Alma menghela napas, ia harus sabar menjadi kaum jomblo diantara couple yang berada di depannya. Kalau tahu begini, ia tidak akan mau ikut, eh tapi kan lumayan traktirannya.
“Gak mau! Gue mau yang itu aja, gak suka! Rez, jangan ngeyel deh!”
Anrez membulatkan matanya tak mau mengalah, “Gue mau nyobain juga, Nya. Masa gak boleh sih?”
“Gue udah pernah ngerasain, rasanya gak enak! Percaya ngapa sih sama gue!” peringat Anya sambil berkacak pinggang.
Alma maju berdiri diantara keduanya. “Kalian tuh ngapain sih berantem melulu, ntar jodoh baru tahu rasa!” peringatnya.
“Ogah!”
“Syukur dong!”
Alma geleng-geleng kepala, “Udah pada pacaran aja sana, pusing gue ngurusin couple kayak kalian berdua. Coba gimana perasaan kalian kalau jadi jomblo kayak gue, bisa bayangin gak?” tanyanya pura-pura menangis.
“Lebay Kak Alma nih!” celetuk Anya.
“Udah dong, Kak. Kakak mau apa, nanti Anrez beliin deh!”
Anrez emang anak yang baik, beda banget sama Anya yang judesnya minta ampun. Tangisnya seketika berhenti, ia lalu menatap cowo yang sebentar lagi akan menjadi gebetan adiknya (eh, apa udah pacaran ya?).
“Kamu beli aja makanan yang tadi. Nanti kalau enggak suka kasih Kakak ya, sama itu…Kakak mau beli cimol!”
“Oke, kita cari cimol sekarang!” katanya.
Alma tertawa di tempatnya, ia sengaja meminta adik-adiknya yang manis itu untuk membelikannya cimol, entah berada dimana penjualnya. Dia ingin lihat seberapa kompak keduanya. Sedangkan dirinya lebih memilih tetap tinggal, duduk di pinggiran sendirian.
Di lain tempat, Anya terus saja mengomel Anrez karena mau saja menuruti kemauan Kakaknya yang aneh. Dia tidak habis pikir dengan cowo itu yang mau saja menuruti keinginan Kak Alma yang ingin makan cimol. Mana ada coba yang jual cimol di pedesaan begini.
Anya menghentikan Anrez, “Ngerasa gak sih kalau kita lagi dikerjain?” tanya cewe itu sambil mengatur napasnya.
Anrez duduk di samping Anya, bibirnya melengkung ke atas. “Gue tahu kok kalau keinginan Kak Alma itu sengaja. Tapi ya gapapa, gue juga suka kok ngelakuinnya. Lagian, gue tahu kok niatnya Kak Alma itu cuman buat kita akur.”

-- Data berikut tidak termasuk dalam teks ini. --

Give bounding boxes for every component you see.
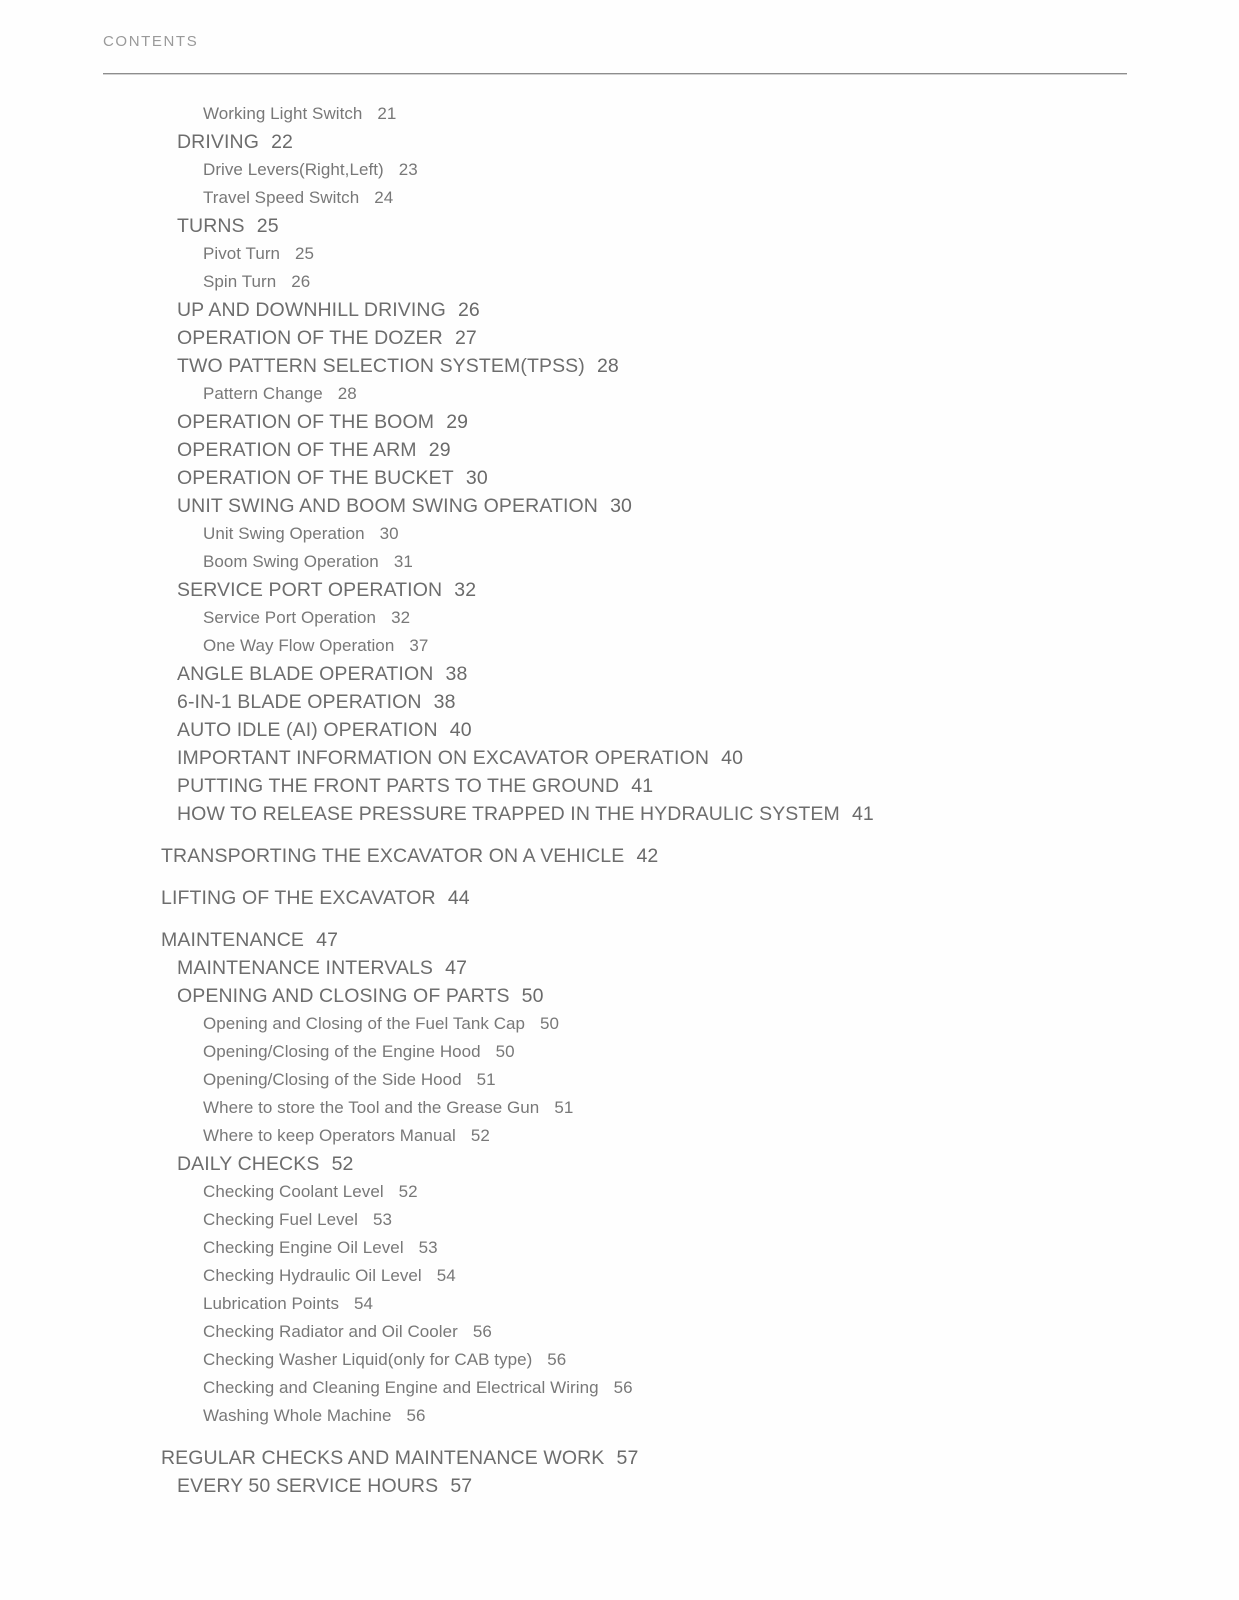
toc-entry-inner (203, 103, 396, 124)
toc-entry-page-number: 51 (554, 1098, 574, 1117)
toc-entry[interactable] (0, 663, 1239, 691)
toc-entry[interactable] (0, 803, 1239, 831)
toc-entry[interactable] (0, 607, 1239, 635)
toc-entry-page-number: 50 (521, 985, 544, 1007)
toc-entry-inner (203, 271, 310, 292)
toc-entry-title: MAINTENANCE (161, 929, 305, 951)
toc-entry-title: IMPORTANT INFORMATION ON EXCAVATOR OPERATION (177, 747, 710, 769)
toc-entry-inner (203, 1041, 515, 1062)
toc-entry-page-number: 50 (495, 1042, 515, 1061)
toc-entry-inner (203, 635, 428, 656)
toc-entry-inner (203, 243, 314, 264)
toc-entry-page-number: 52 (470, 1126, 490, 1145)
toc-entry-page-number: 50 (540, 1014, 560, 1033)
toc-entry-title: Working Light Switch (203, 104, 363, 123)
toc-entry-inner (177, 467, 488, 490)
toc-entry-page-number: 53 (418, 1238, 438, 1257)
toc-entry-page-number: 41 (851, 803, 874, 825)
toc-entry-inner (203, 1377, 633, 1398)
toc-entry-inner (177, 1153, 353, 1176)
table-of-contents (0, 103, 1239, 1503)
toc-entry-title: PUTTING THE FRONT PARTS TO THE GROUND (177, 775, 620, 797)
toc-entry[interactable] (0, 691, 1239, 719)
toc-entry[interactable] (0, 719, 1239, 747)
toc-entry-inner (161, 1447, 638, 1470)
toc-entry[interactable] (0, 299, 1239, 327)
toc-entry-title: OPERATION OF THE DOZER (177, 327, 443, 349)
toc-entry-page-number: 29 (446, 411, 469, 433)
toc-entry-title: DRIVING (177, 131, 259, 153)
toc-entry-title: Where to keep Operators Manual (203, 1126, 456, 1145)
toc-entry-inner (177, 775, 653, 798)
toc-entry-inner (177, 803, 874, 826)
toc-entry[interactable] (0, 1041, 1239, 1069)
toc-entry-title: Drive Levers(Right,Left) (203, 160, 384, 179)
toc-entry[interactable] (0, 159, 1239, 187)
toc-entry-title: Checking Radiator and Oil Cooler (203, 1322, 458, 1341)
toc-entry[interactable] (0, 1377, 1239, 1405)
toc-entry[interactable] (0, 957, 1239, 985)
toc-entry-title: LIFTING OF THE EXCAVATOR (161, 887, 436, 909)
toc-entry[interactable] (0, 523, 1239, 551)
toc-entry-title: SERVICE PORT OPERATION (177, 579, 443, 601)
toc-entry-title: Spin Turn (203, 272, 277, 291)
toc-entry-page-number: 54 (354, 1294, 374, 1313)
toc-entry[interactable] (0, 1237, 1239, 1265)
toc-entry-inner (203, 1125, 490, 1146)
toc-entry[interactable] (0, 579, 1239, 607)
toc-entry-inner (203, 1097, 573, 1118)
toc-entry-page-number: 31 (393, 552, 413, 571)
toc-entry-inner (203, 1237, 438, 1258)
toc-entry-page-number: 29 (428, 439, 451, 461)
toc-entry-title: Washing Whole Machine (203, 1406, 392, 1425)
toc-entry-page-number: 56 (547, 1350, 567, 1369)
toc-entry-page-number: 25 (256, 215, 279, 237)
toc-entry-title: DAILY CHECKS (177, 1153, 320, 1175)
toc-entry[interactable] (0, 1265, 1239, 1293)
toc-entry-title: OPERATION OF THE ARM (177, 439, 417, 461)
toc-entry-page-number: 32 (454, 579, 477, 601)
toc-entry-title: Opening and Closing of the Fuel Tank Cap (203, 1014, 526, 1033)
toc-entry[interactable] (0, 775, 1239, 803)
toc-entry-page-number: 56 (472, 1322, 492, 1341)
toc-entry-inner (161, 887, 470, 910)
toc-entry-inner (161, 845, 658, 868)
toc-entry-title: REGULAR CHECKS AND MAINTENANCE WORK (161, 1447, 605, 1469)
toc-entry-page-number: 27 (454, 327, 477, 349)
toc-entry-title: Checking Fuel Level (203, 1210, 358, 1229)
toc-entry-title: Lubrication Points (203, 1294, 340, 1313)
toc-entry-title: Unit Swing Operation (203, 524, 365, 543)
toc-entry[interactable] (0, 1349, 1239, 1377)
header-divider (103, 73, 1127, 74)
toc-entry-page-number: 41 (631, 775, 654, 797)
toc-entry-inner (203, 1405, 425, 1426)
toc-entry-inner (203, 1321, 492, 1342)
toc-entry-page-number: 24 (374, 188, 394, 207)
toc-entry-title: Checking Hydraulic Oil Level (203, 1266, 422, 1285)
toc-entry-title: Opening/Closing of the Side Hood (203, 1070, 462, 1089)
toc-entry-page-number: 23 (398, 160, 418, 179)
toc-entry-page-number: 57 (450, 1475, 473, 1497)
toc-entry-title: OPENING AND CLOSING OF PARTS (177, 985, 510, 1007)
toc-entry[interactable] (0, 215, 1239, 243)
toc-entry-inner (203, 1265, 456, 1286)
toc-entry-title: Checking Engine Oil Level (203, 1238, 404, 1257)
toc-entry[interactable] (0, 355, 1239, 383)
toc-entry[interactable] (0, 1447, 1239, 1475)
toc-entry-title: OPERATION OF THE BUCKET (177, 467, 454, 489)
toc-entry[interactable] (0, 327, 1239, 355)
toc-entry[interactable] (0, 551, 1239, 579)
toc-entry-inner (177, 131, 293, 154)
toc-entry-title: OPERATION OF THE BOOM (177, 411, 435, 433)
toc-entry[interactable] (0, 383, 1239, 411)
toc-entry-inner (177, 719, 472, 742)
toc-entry-page-number: 30 (465, 467, 488, 489)
toc-entry-page-number: 42 (636, 845, 659, 867)
toc-entry-inner (203, 187, 393, 208)
toc-entry-page-number: 40 (721, 747, 744, 769)
toc-entry-page-number: 32 (391, 608, 411, 627)
page-header (103, 33, 1127, 50)
toc-entry-title: Opening/Closing of the Engine Hood (203, 1042, 481, 1061)
toc-entry-page-number: 37 (409, 636, 429, 655)
toc-entry-title: Where to store the Tool and the Grease Gun (203, 1098, 540, 1117)
toc-entry-inner (177, 957, 467, 980)
toc-entry-page-number: 21 (377, 104, 397, 123)
toc-entry-page-number: 57 (616, 1447, 639, 1469)
toc-entry-title: TURNS (177, 215, 245, 237)
toc-entry-page-number: 47 (316, 929, 339, 951)
toc-entry-inner (177, 1475, 472, 1498)
toc-entry-inner (203, 551, 413, 572)
toc-entry-inner (203, 1209, 392, 1230)
toc-entry-inner (203, 1349, 566, 1370)
toc-entry-title: MAINTENANCE INTERVALS (177, 957, 434, 979)
toc-entry[interactable] (0, 1069, 1239, 1097)
toc-entry-inner (177, 299, 480, 322)
toc-entry-inner (203, 1293, 373, 1314)
toc-entry-inner (177, 691, 456, 714)
toc-entry[interactable] (0, 131, 1239, 159)
toc-entry[interactable] (0, 845, 1239, 873)
toc-entry-page-number: 26 (291, 272, 311, 291)
toc-entry-inner (177, 747, 743, 770)
toc-entry-page-number: 56 (613, 1378, 633, 1397)
toc-entry[interactable] (0, 187, 1239, 215)
toc-entry-page-number: 54 (436, 1266, 456, 1285)
toc-entry-page-number: 38 (433, 691, 456, 713)
toc-entry-page-number: 40 (449, 719, 472, 741)
toc-entry[interactable] (0, 1293, 1239, 1321)
toc-entry-inner (203, 1069, 496, 1090)
toc-entry-title: UNIT SWING AND BOOM SWING OPERATION (177, 495, 598, 517)
toc-entry-inner (203, 159, 418, 180)
toc-entry-inner (177, 215, 279, 238)
toc-entry-title: ANGLE BLADE OPERATION (177, 663, 434, 685)
toc-entry-page-number: 22 (271, 131, 293, 153)
toc-entry-title: HOW TO RELEASE PRESSURE TRAPPED IN THE HYDRAULIC SYSTEM (177, 803, 840, 825)
toc-entry-title: TWO PATTERN SELECTION SYSTEM(TPSS) (177, 355, 585, 377)
toc-entry[interactable] (0, 495, 1239, 523)
toc-entry-page-number: 56 (406, 1406, 426, 1425)
toc-entry-title: EVERY 50 SERVICE HOURS (177, 1475, 439, 1497)
toc-entry[interactable] (0, 1013, 1239, 1041)
toc-entry[interactable] (0, 439, 1239, 467)
toc-entry[interactable] (0, 635, 1239, 663)
header-label: CONTENTS (103, 33, 199, 50)
toc-entry-inner (177, 579, 476, 602)
toc-entry-inner (203, 523, 399, 544)
toc-entry[interactable] (0, 1153, 1239, 1181)
toc-entry-title: Pattern Change (203, 384, 323, 403)
toc-entry-inner (203, 1181, 418, 1202)
toc-entry-inner (161, 929, 338, 952)
toc-entry-page-number: 28 (596, 355, 619, 377)
toc-entry-page-number: 25 (295, 244, 315, 263)
toc-entry[interactable] (0, 1405, 1239, 1433)
toc-entry[interactable] (0, 103, 1239, 131)
toc-entry-page-number: 30 (610, 495, 632, 517)
toc-entry-title: Checking and Cleaning Engine and Electrical Wiring (203, 1378, 599, 1397)
toc-entry[interactable] (0, 1181, 1239, 1209)
toc-entry-inner (177, 663, 467, 686)
toc-entry-title: TRANSPORTING THE EXCAVATOR ON A VEHICLE (161, 845, 625, 867)
toc-entry-title: AUTO IDLE (AI) OPERATION (177, 719, 438, 741)
toc-entry-page-number: 51 (476, 1070, 496, 1089)
toc-entry[interactable] (0, 467, 1239, 495)
toc-entry-inner (177, 327, 477, 350)
toc-entry-page-number: 30 (379, 524, 399, 543)
toc-entry-page-number: 26 (457, 299, 480, 321)
toc-entry[interactable] (0, 747, 1239, 775)
toc-entry-title: 6-IN-1 BLADE OPERATION (177, 691, 422, 713)
toc-entry-page-number: 28 (337, 384, 357, 403)
toc-entry[interactable] (0, 1125, 1239, 1153)
toc-entry-page-number: 53 (372, 1210, 392, 1229)
toc-entry-title: UP AND DOWNHILL DRIVING (177, 299, 446, 321)
toc-entry[interactable] (0, 1321, 1239, 1349)
toc-entry-title: Boom Swing Operation (203, 552, 379, 571)
toc-entry-page-number: 38 (445, 663, 468, 685)
toc-entry[interactable] (0, 1209, 1239, 1237)
toc-entry-inner (177, 495, 632, 518)
toc-entry[interactable] (0, 1475, 1239, 1503)
toc-entry-title: Checking Washer Liquid(only for CAB type) (203, 1350, 533, 1369)
toc-entry-inner (177, 355, 619, 378)
toc-entry-inner (203, 383, 357, 404)
toc-entry-inner (203, 607, 410, 628)
toc-entry-inner (177, 985, 544, 1008)
toc-entry[interactable] (0, 929, 1239, 957)
toc-entry-title: One Way Flow Operation (203, 636, 395, 655)
toc-entry[interactable] (0, 887, 1239, 915)
toc-entry-inner (177, 439, 451, 462)
toc-entry-title: Pivot Turn (203, 244, 281, 263)
toc-entry[interactable] (0, 243, 1239, 271)
toc-entry-title: Travel Speed Switch (203, 188, 360, 207)
toc-entry[interactable] (0, 1097, 1239, 1125)
toc-entry-page-number: 47 (445, 957, 468, 979)
toc-entry[interactable] (0, 411, 1239, 439)
toc-entry-page-number: 52 (398, 1182, 418, 1201)
toc-entry-title: Checking Coolant Level (203, 1182, 384, 1201)
toc-entry-title: Service Port Operation (203, 608, 377, 627)
toc-entry[interactable] (0, 985, 1239, 1013)
toc-entry-inner (177, 411, 468, 434)
toc-entry-inner (203, 1013, 559, 1034)
toc-entry-page-number: 52 (331, 1153, 354, 1175)
toc-entry[interactable] (0, 271, 1239, 299)
toc-entry-page-number: 44 (447, 887, 470, 909)
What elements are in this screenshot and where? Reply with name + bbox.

Anya menggeleng, “Kita akur? Gimana ceritanya? Kita itu dua makhluk yang memang diciptakan untuk saling bertengkar, mana mungkin bisa baikan?” tanyanya sambil lalu.
Anrez mengelus kepala Anya dengan sayang. “Salah! Kita itu dua makhluk yang memang diciptakan untuk saling melengkapi, menyayangi, mencintai, dan saling menguatkan. Udahlah, gak usah ngelak takdir Tuhan!”
“Ye, itu sih elu yang ngarep! Gue mah ogah!”
Anrez tertunduk, dia bingung harus berbicara menggunakan bahasa apa agar cewe di depannya ini paham dengan ucapannya. Mulai dari bahas halus sampai kasar, kayaknya gak ada perubahan sama sekali.